Secara ekonomi, Indonesia termasuk 10 besar dunia. Sehingga harus dipersiapkan Revolusi Industri, seperti di bidang tekstil, farmasi, dan lainnya. Terutama UKM. Diprediksi, ada 10 jenis tenaga kerja terampil yang memanfaatkan Revolusi Industri dengan baik, sisanya masih banyak peluang. Sebab setiap pertumbuhan 1 persen, mampu menyerap 500.000 tenaga kerja,” ungkap Kepala Otoritas Jasa Keuangan (OJK) Malang, Widodo, saat menjadi salah satu narasumber Economic dan Capital Market Outlook 2019, di Gedung Baru Kantor OJK Malang, jalan Letjen Sutoyo 109-111 Malang, Jumat (14/12/2018) sore.

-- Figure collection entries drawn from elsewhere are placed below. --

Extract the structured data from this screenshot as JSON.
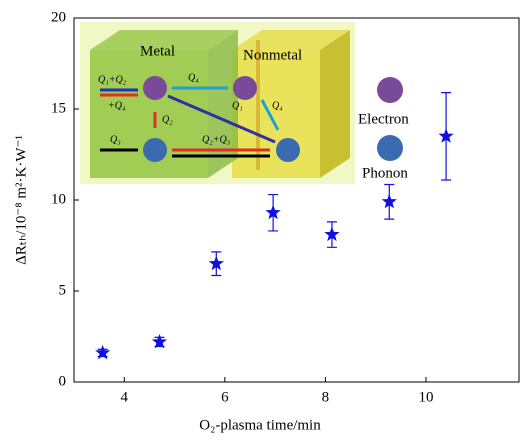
{
  "chart_data": {
    "type": "scatter",
    "xlabel": "O₂-plasma time/min",
    "ylabel": "ΔRₜₕ/10⁻⁸ m²·K·W⁻¹",
    "x": [
      3.57,
      4.7,
      5.83,
      6.96,
      8.13,
      9.27,
      10.4
    ],
    "series": [
      {
        "color": "#1010e0",
        "values": [
          1.6,
          2.2,
          6.5,
          9.3,
          8.1,
          9.9,
          13.5
        ],
        "errors": [
          0.2,
          0.25,
          0.65,
          1.0,
          0.7,
          0.95,
          2.4
        ]
      }
    ],
    "xlim": [
      3,
      11.85
    ],
    "xticks": [
      4,
      6,
      8,
      10
    ],
    "ylim": [
      0,
      20
    ],
    "yticks": [
      0,
      5,
      10,
      15,
      20
    ],
    "inset": {
      "metal": "Metal",
      "nonmetal": "Nonmetal",
      "electron": "Electron",
      "phonon": "Phonon",
      "q_labels": [
        "Q₁+Q₂",
        "+Q₄",
        "Q₄",
        "Q₁",
        "Q₄",
        "Q₂",
        "Q₃",
        "Q₂+Q₃"
      ]
    }
  }
}
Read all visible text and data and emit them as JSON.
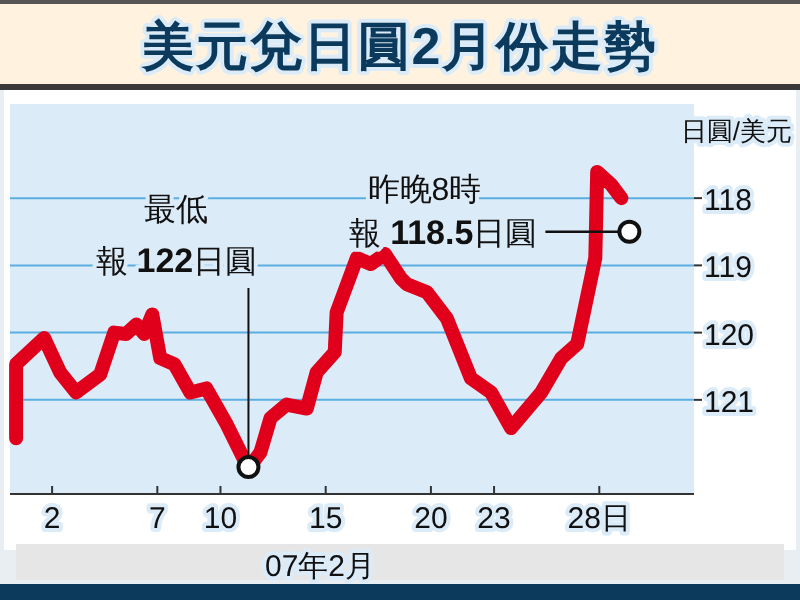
{
  "chart_data": {
    "type": "line",
    "title": "美元兌日圓2月份走勢",
    "xlabel": "07年2月",
    "ylabel": "日圓/美元",
    "series": [
      {
        "color": "#e0001b",
        "x": [
          0.29,
          0.29,
          1.62,
          2.38,
          3.14,
          4.29,
          4.95,
          5.52,
          6.0,
          6.38,
          6.76,
          7.14,
          7.81,
          8.57,
          9.33,
          10.29,
          11.33,
          11.9,
          12.38,
          13.14,
          14.1,
          14.57,
          15.43,
          15.52,
          16.48,
          17.14,
          17.81,
          18.57,
          18.86,
          19.81,
          20.76,
          21.9,
          22.86,
          23.81,
          25.24,
          26.19,
          26.95,
          27.81,
          27.9,
          28.57,
          29.05
        ],
        "values": [
          121.57,
          120.47,
          120.08,
          120.59,
          120.89,
          120.62,
          120.0,
          120.02,
          119.88,
          120.02,
          119.73,
          120.38,
          120.47,
          120.89,
          120.83,
          121.36,
          122.02,
          121.78,
          121.27,
          121.07,
          121.13,
          120.59,
          120.29,
          119.7,
          118.89,
          118.98,
          118.83,
          119.19,
          119.28,
          119.4,
          119.79,
          120.68,
          120.89,
          121.42,
          120.89,
          120.38,
          120.17,
          118.89,
          117.61,
          117.8,
          118.0
        ]
      }
    ],
    "xlim": [
      0,
      32.5
    ],
    "ylim": [
      122.4,
      116.6
    ],
    "xticks": [
      2,
      7,
      10,
      15,
      20,
      23,
      {
        "value": 28,
        "label": "28日"
      }
    ],
    "yticks": [
      118,
      119,
      120,
      121
    ],
    "grid": "y",
    "annotations": [
      "最低",
      {
        "text": "報 **122**日圓",
        "x": 11.33,
        "y": 122
      },
      "昨晚8時",
      {
        "text": "報 **118.5**日圓",
        "x": 29.43,
        "y": 118.5
      }
    ]
  }
}
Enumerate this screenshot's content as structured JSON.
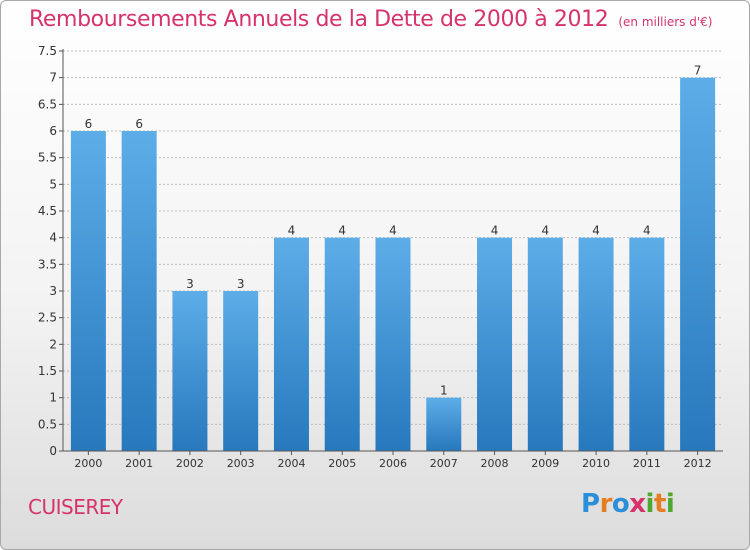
{
  "header": {
    "title": "Remboursements Annuels de la Dette de 2000 à 2012",
    "unit": "(en milliers d'€)"
  },
  "footer": {
    "city": "CUISEREY",
    "logo": {
      "letters": [
        "P",
        "r",
        "o",
        "x",
        "i",
        "t",
        "i"
      ],
      "colors": [
        "#2a8fd8",
        "#e57e22",
        "#2a8fd8",
        "#d6336c",
        "#4da832",
        "#e57e22",
        "#4da832"
      ]
    }
  },
  "colors": {
    "accent": "#d6336c",
    "bar_light": "#5dade8",
    "bar_dark": "#2778bd",
    "grid": "#bdbdbd"
  },
  "chart_data": {
    "type": "bar",
    "categories": [
      "2000",
      "2001",
      "2002",
      "2003",
      "2004",
      "2005",
      "2006",
      "2007",
      "2008",
      "2009",
      "2010",
      "2011",
      "2012"
    ],
    "values": [
      6,
      6,
      3,
      3,
      4,
      4,
      4,
      1,
      4,
      4,
      4,
      4,
      7
    ],
    "ylim": [
      0,
      7.5
    ],
    "yticks": [
      0,
      0.5,
      1,
      1.5,
      2,
      2.5,
      3,
      3.5,
      4,
      4.5,
      5,
      5.5,
      6,
      6.5,
      7,
      7.5
    ],
    "ytick_labels": [
      "0",
      "0.5",
      "1",
      "1.5",
      "2",
      "2.5",
      "3",
      "3.5",
      "4",
      "4.5",
      "5",
      "5.5",
      "6",
      "6.5",
      "7",
      "7.5"
    ],
    "grid": true,
    "data_labels": true
  }
}
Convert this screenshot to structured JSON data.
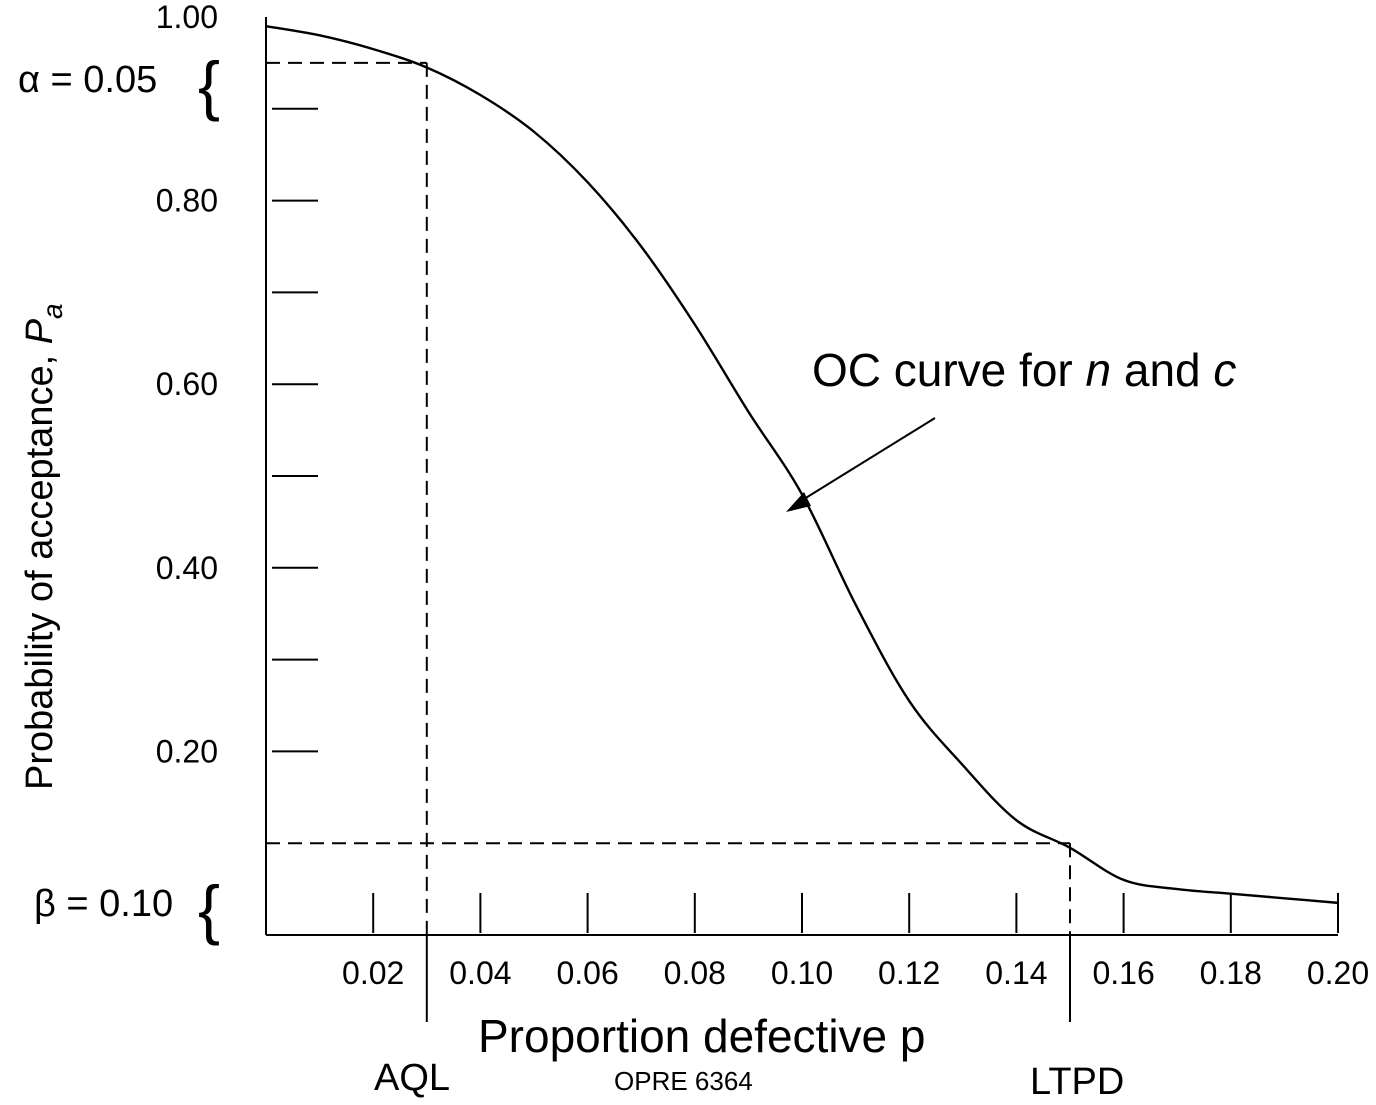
{
  "chart_data": {
    "type": "line",
    "title": "",
    "xlabel": "Proportion defective p",
    "ylabel": "Probability of acceptance, ",
    "ylabel_italic": "P",
    "ylabel_sub": "a",
    "xlim": [
      0,
      0.2
    ],
    "ylim": [
      0,
      1.0
    ],
    "x_tick_labels": [
      "0.02",
      "0.04",
      "0.06",
      "0.08",
      "0.10",
      "0.12",
      "0.14",
      "0.16",
      "0.18",
      "0.20"
    ],
    "x_tick_values": [
      0.02,
      0.04,
      0.06,
      0.08,
      0.1,
      0.12,
      0.14,
      0.16,
      0.18,
      0.2
    ],
    "y_tick_labels": [
      "1.00",
      "0.80",
      "0.60",
      "0.40",
      "0.20"
    ],
    "y_tick_values": [
      1.0,
      0.8,
      0.6,
      0.4,
      0.2
    ],
    "y_minor_ticks": [
      0.9,
      0.7,
      0.5,
      0.3
    ],
    "x_minor_ticks": [],
    "grid": false,
    "series": [
      {
        "x": [
          0.0,
          0.01,
          0.02,
          0.03,
          0.04,
          0.05,
          0.06,
          0.07,
          0.08,
          0.09,
          0.1,
          0.11,
          0.12,
          0.13,
          0.14,
          0.15,
          0.16,
          0.17,
          0.18,
          0.19,
          0.2
        ],
        "y": [
          0.99,
          0.98,
          0.965,
          0.945,
          0.915,
          0.875,
          0.82,
          0.75,
          0.665,
          0.57,
          0.48,
          0.36,
          0.255,
          0.185,
          0.125,
          0.095,
          0.06,
          0.05,
          0.045,
          0.04,
          0.035
        ]
      }
    ],
    "reference_lines": {
      "aql_x": 0.03,
      "aql_y": 0.95,
      "ltpd_x": 0.15,
      "ltpd_y": 0.1
    },
    "annotations": {
      "alpha": "α = 0.05",
      "beta": "β = 0.10",
      "aql": "AQL",
      "ltpd": "LTPD",
      "oc_prefix": "OC curve for ",
      "oc_n": "n",
      "oc_and": " and ",
      "oc_c": "c",
      "footer": "OPRE 6364"
    }
  }
}
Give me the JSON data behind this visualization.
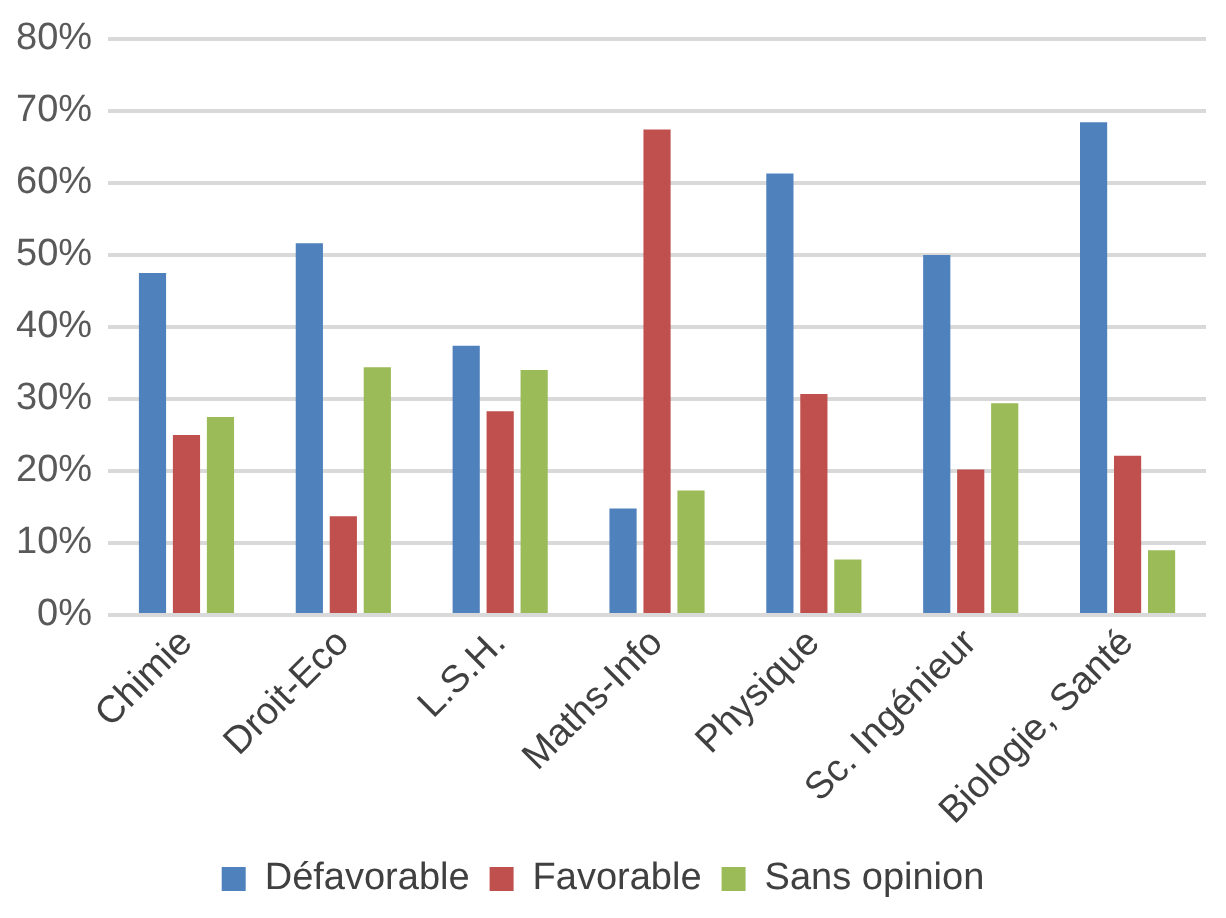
{
  "chart_data": {
    "type": "bar",
    "categories": [
      "Chimie",
      "Droit-Eco",
      "L.S.H.",
      "Maths-Info",
      "Physique",
      "Sc. Ingénieur",
      "Biologie, Santé"
    ],
    "series": [
      {
        "name": "Défavorable",
        "color": "#4f81bd",
        "values": [
          47.5,
          51.6,
          37.4,
          14.8,
          61.3,
          50,
          68.4
        ]
      },
      {
        "name": "Favorable",
        "color": "#c0504d",
        "values": [
          25,
          13.7,
          28.3,
          67.4,
          30.7,
          20.2,
          22.1
        ]
      },
      {
        "name": "Sans opinion",
        "color": "#9bbb59",
        "values": [
          27.5,
          34.4,
          34,
          17.3,
          7.7,
          29.4,
          9
        ]
      }
    ],
    "ylim": [
      0,
      80
    ],
    "yticks": [
      {
        "value": 0,
        "label": "0%"
      },
      {
        "value": 10,
        "label": "10%"
      },
      {
        "value": 20,
        "label": "20%"
      },
      {
        "value": 30,
        "label": "30%"
      },
      {
        "value": 40,
        "label": "40%"
      },
      {
        "value": 50,
        "label": "50%"
      },
      {
        "value": 60,
        "label": "60%"
      },
      {
        "value": 70,
        "label": "70%"
      },
      {
        "value": 80,
        "label": "80%"
      }
    ],
    "grid": "y",
    "legend": "bottom"
  }
}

Menurutnya, sektor riil UMKM harus mendapat perhatian khusus, agar dapat mengarahkan peluang bisnis baru pada 2030. Dari hasil survei OJK, arah layanan perbankan 50 persen ke arah digital seperti biometrik. Kesiapannya mayoritas dialokasikan penyediaan SDM. “Masyarakat belum terlalu merasakan dampak revolusi industri 4.0. Hanya generasi milenial yang sudah menyesuaikan. Termasuk melalui UMKM. Setidaknya 4-5 tahun akan jauh berbeda manfaatnya,” tambah Widodo.
Awal tahun 2019, akan ada peraturan baru OJK terkait Fintech, khususnya perbankan harus memiliki fasilitas tersebut. Dikarenakan sudah menjadi kebutuhan masyarakat ke depannya.
“Perbankan memang tidak boleh langsung menjual e-commerce, namun menggandeng pihak pemilik start-up. Misal beli tiket pesawat di salah satu e-commerce, pembayarannya melalui salah satu bank yang ditunjuk di menu yang telah tersedia,” tandas Widodo.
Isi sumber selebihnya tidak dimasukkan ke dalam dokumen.